Further CheckMate 568 trial has shown that nivolumab is much more effective in combination with another checkpoint inhibitor, ipilimumab, an anti-cytotoxic T-lymphocyte antigen 4 (CTLA-4) antibody.
These results led to another study published recently in the New England Medical Journal, a CheckMate 227 trial. In this trial, the advanced NSCLC patients with PD-1 expression of more than 1% and less than 1% were randomized to receive either nivolumab plus ipilimumab, chemotherapy, or nivolumab monotherapy (for PD-1 more than 1%) or nivolumab plus chemotherapy (for PD-1 less than 1%). A portion of patients’ outcomes from the nivolumab plus ipilimumab group and chemotherapy group were analyzed in regard to TMB.
The 1-year progression-free survival rate was 42.6% 13.2%, and the progression-free survival was 7.2 months versus 5.5 months in the immunotherapy group versus the chemotherapy group.
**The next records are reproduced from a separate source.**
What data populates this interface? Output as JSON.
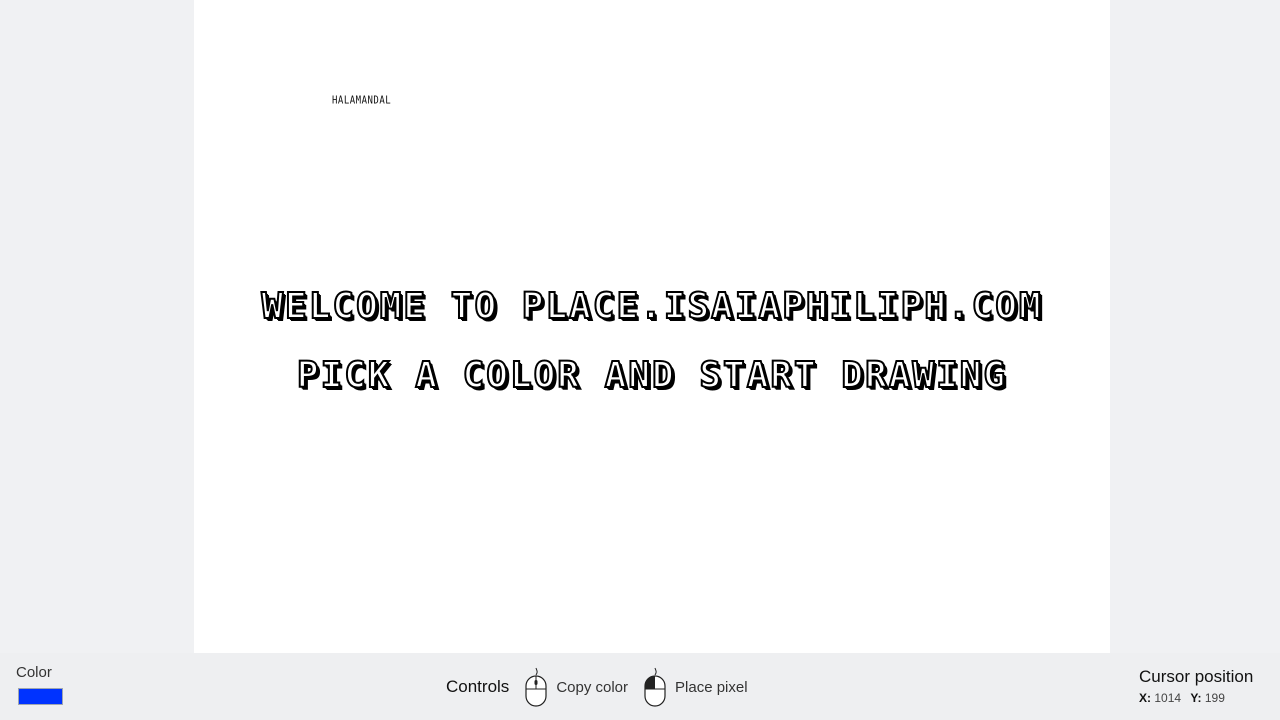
{
  "canvas": {
    "small_tag": "HALAMANDAL",
    "line1": "WELCOME TO PLACE.ISAIAPHILIPH.COM",
    "line2": "PICK A COLOR AND START DRAWING"
  },
  "color_panel": {
    "label": "Color",
    "selected_color": "#0033ff"
  },
  "controls": {
    "title": "Controls",
    "items": [
      {
        "icon": "mouse-right-click-icon",
        "label": "Copy color"
      },
      {
        "icon": "mouse-left-click-icon",
        "label": "Place pixel"
      }
    ]
  },
  "cursor": {
    "title": "Cursor position",
    "x_label": "X:",
    "x_value": "1014",
    "y_label": "Y:",
    "y_value": "199"
  }
}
After the adjustment for PD-L1 expression level (≥1% vs. <1%), sex, tumor histologic type, and ECOG performance-status score (0 vs. ≥1) the response rate was 45.3% with nivolumab plus ipilimumab and 26.9% with chemotherapy.
Among patients with a high TMB, nivolumab plus ipilimumab was almost equally more efficacious than chemotherapy in patients with both PD-L1 expression levels of at least 1% and less than 1%.
From the discussed trials, it can be clearly seen that TMB is a good criterion to select the NSCLC patients eligible for treatment with checkpoint inhibitors, even better than a rate of expression of target proteins. There is the possibility that the main effect is actually mediated via the immune system which attacks cancer cells which have higher TMB (and thus express more neoantigens) more aggressively once a reactivity is restored by the checkpoint inhibitors. Although there is much more research to be done to prove TMB usability, the available data suggest that this is only the matter of time.